The government will also offer tax credits of up to 10 percent for facility investment into those areas.

The details of new industries subject to the government aid will be announced in July.

The service sector will receive higher tax rewards in accordance with the number of employees, while the culture content industry will be provided with tax credits on production and R&D costs.

"The government will carry out industrial reform and strengthen financial support for potential future industries in a bid to increase the country's job-creating capability and transform the manufacturing-oriented industry," the Ministry of Strategy and Finance said in a statement.

The ministry said the plan uses tax rewards as a carrot to have businesses go into action.

"The government is trying to encourage companies to seek their future business on their own and make investment in advance," Deputy Finance Minister Lee Chan-woo said in a press briefing in Sejong.

"The government role is to make them move through tax benefits. Companies will increase spending on R&D and facility investment as tax incentives raise their investment profit margin."

The plan also includes measures to create a 1 trillion won fund to share high risks of pouring massive money into speculative technologies.

Government-run corporations will pay 500 billion won to the fund, with the private sector bearing the rest, according to the finance ministry.

The Korea Development Bank (KDB) and other policy lenders will also set up an 80 trillion won fund to extend guaranteed loans to firms engaging in the information and communication technology convergence sector and culture content area.

"Companies are reluctant to go deeper into untouched business areas due to high risks and low profit estimates," said the deputy finance minister. "The funds are designed to reduce the risks in order to help them become less exposed to such investment risks."

In line with the nationwide corporate restructuring drive, the ministry said it will provide wider financial support to those who complete their planned self-rescue measures.

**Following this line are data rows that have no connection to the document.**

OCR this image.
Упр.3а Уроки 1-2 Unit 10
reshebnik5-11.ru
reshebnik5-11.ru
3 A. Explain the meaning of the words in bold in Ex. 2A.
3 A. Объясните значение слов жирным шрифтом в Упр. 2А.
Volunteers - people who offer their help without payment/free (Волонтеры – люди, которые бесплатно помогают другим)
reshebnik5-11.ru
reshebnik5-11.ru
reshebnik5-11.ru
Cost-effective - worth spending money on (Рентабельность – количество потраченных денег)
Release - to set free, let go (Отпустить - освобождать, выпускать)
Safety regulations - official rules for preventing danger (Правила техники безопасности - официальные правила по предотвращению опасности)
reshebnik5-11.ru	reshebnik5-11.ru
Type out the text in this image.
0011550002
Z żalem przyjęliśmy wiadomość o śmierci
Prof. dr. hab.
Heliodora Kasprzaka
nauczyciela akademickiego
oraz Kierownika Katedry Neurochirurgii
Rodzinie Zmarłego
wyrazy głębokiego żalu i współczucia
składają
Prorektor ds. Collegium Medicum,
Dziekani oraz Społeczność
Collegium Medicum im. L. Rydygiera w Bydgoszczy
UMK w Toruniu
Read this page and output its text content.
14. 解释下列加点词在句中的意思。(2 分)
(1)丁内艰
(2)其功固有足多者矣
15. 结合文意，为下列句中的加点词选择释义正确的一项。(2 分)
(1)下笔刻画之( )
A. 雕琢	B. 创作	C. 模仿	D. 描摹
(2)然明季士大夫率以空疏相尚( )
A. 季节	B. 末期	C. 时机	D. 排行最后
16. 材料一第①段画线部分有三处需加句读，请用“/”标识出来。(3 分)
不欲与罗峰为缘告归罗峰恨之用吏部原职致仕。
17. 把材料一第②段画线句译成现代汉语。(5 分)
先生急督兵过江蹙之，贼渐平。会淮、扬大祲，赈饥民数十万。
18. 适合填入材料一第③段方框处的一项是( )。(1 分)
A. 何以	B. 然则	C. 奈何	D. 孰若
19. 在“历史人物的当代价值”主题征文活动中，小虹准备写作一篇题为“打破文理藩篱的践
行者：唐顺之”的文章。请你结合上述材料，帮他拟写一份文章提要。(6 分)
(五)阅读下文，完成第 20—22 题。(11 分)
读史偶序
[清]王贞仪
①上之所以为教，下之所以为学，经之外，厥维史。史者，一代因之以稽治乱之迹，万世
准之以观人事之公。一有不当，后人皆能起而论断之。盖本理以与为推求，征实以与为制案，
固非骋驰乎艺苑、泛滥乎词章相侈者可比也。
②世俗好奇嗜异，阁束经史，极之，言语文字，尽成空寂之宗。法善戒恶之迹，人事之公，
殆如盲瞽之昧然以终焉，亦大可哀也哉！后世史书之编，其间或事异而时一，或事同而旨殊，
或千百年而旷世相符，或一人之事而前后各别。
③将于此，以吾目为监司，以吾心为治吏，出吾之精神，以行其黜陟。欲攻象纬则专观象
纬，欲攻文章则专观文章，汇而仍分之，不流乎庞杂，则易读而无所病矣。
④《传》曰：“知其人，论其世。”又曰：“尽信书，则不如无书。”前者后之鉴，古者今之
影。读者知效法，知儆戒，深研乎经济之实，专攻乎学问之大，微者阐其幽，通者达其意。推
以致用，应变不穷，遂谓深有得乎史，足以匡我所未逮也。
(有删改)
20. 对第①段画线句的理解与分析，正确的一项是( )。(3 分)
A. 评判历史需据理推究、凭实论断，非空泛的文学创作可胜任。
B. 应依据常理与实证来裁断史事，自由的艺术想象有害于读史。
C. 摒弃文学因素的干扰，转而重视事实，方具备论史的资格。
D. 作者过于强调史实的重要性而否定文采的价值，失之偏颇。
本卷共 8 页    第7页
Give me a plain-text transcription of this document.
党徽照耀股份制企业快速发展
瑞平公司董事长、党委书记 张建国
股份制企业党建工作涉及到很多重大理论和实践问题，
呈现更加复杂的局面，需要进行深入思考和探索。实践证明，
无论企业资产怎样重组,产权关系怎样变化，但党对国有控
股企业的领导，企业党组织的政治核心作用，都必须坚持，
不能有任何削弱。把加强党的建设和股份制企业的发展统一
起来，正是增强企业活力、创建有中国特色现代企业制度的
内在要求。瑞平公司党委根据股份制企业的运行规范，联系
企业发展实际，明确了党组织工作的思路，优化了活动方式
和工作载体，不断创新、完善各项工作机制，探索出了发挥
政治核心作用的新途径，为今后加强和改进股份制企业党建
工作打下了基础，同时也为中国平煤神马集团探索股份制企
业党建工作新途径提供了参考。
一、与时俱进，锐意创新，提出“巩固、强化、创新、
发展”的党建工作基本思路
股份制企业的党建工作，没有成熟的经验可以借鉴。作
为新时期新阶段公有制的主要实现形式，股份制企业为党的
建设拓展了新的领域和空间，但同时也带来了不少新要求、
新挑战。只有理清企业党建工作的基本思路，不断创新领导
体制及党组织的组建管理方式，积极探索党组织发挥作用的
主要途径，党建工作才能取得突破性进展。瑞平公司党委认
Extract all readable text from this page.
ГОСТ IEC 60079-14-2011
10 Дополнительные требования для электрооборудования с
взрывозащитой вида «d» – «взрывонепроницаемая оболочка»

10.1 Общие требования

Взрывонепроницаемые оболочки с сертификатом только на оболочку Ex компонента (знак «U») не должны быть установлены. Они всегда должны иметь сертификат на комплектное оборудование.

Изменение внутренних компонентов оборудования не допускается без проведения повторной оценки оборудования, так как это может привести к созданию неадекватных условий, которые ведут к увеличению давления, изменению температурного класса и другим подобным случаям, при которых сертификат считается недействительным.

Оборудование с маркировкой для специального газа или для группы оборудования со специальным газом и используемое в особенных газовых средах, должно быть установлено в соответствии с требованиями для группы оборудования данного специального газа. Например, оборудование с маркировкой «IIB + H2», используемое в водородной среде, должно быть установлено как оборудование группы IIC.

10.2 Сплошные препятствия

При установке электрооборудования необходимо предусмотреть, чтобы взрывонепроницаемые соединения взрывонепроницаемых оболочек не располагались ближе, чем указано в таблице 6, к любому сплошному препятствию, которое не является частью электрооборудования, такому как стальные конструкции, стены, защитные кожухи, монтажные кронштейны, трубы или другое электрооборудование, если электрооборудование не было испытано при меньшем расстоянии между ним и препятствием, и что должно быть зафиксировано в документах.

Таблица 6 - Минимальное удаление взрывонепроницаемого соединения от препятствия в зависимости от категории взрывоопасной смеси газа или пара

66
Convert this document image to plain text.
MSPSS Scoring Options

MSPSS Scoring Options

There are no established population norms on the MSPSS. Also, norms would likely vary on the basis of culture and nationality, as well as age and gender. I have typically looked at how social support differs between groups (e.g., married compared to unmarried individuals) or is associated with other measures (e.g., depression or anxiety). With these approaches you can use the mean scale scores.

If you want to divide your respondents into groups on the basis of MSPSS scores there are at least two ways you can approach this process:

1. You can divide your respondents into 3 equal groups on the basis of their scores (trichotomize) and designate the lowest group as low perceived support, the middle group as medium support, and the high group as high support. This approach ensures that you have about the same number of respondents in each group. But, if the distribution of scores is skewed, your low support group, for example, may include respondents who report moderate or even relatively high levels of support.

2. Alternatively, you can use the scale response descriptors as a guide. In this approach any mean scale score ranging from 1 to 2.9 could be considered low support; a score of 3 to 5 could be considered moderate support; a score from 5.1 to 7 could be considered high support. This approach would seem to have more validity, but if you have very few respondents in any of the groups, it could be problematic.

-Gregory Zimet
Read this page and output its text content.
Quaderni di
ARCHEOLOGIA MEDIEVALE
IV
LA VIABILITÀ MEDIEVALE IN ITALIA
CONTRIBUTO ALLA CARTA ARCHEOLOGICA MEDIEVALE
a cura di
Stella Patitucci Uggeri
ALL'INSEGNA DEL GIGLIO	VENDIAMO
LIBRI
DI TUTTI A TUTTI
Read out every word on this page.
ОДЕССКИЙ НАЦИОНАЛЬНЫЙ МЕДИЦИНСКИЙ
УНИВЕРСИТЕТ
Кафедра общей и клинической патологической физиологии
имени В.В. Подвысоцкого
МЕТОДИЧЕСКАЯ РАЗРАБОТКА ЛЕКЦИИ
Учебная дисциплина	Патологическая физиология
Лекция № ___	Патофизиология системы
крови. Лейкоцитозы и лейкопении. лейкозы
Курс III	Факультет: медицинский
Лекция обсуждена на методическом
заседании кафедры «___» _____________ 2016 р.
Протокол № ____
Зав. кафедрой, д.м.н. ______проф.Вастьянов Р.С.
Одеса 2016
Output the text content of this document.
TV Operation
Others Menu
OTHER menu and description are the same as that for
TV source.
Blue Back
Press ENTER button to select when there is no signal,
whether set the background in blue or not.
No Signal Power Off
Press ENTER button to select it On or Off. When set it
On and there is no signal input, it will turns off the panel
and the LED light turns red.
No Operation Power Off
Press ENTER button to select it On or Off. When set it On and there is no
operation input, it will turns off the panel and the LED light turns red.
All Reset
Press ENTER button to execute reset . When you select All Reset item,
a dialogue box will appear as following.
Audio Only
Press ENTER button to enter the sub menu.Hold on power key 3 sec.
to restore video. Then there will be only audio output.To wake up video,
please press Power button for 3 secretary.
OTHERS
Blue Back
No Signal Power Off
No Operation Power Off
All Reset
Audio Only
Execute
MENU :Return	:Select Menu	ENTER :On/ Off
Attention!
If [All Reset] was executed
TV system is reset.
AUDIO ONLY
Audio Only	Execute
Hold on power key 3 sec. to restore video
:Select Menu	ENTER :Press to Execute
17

Five industries -- shipbuilding, shipping, construction steelmaking, chemicals and petroleum -- were picked for the government-led intensive overhaul as they have been struggling with waning global demand and falling commodity prices.

The ministry will urge the troubled companies to push ahead with downsizing and promote cost-efficiency in advance and lighten tax burdens of troubling companies undergoing harsh restructuring.

It will also draw up measures to expand the capital of policy lenders, usually the biggest creditor or shareholder of the debt-ridden companies, to carry out the restructuring project.

"Corporate restructuring must be led by creditors," said Lee, the deputy finance minister. "The government's role is to monitor the restructuring process and its economic impact, and take backup action like capital increase."

Earlier this week, the top financial regulator reaffirmed that the corporate restructuring should be spearheaded by firms and their creditors, with the government to come up with supportive measures to deal with massive layoffs.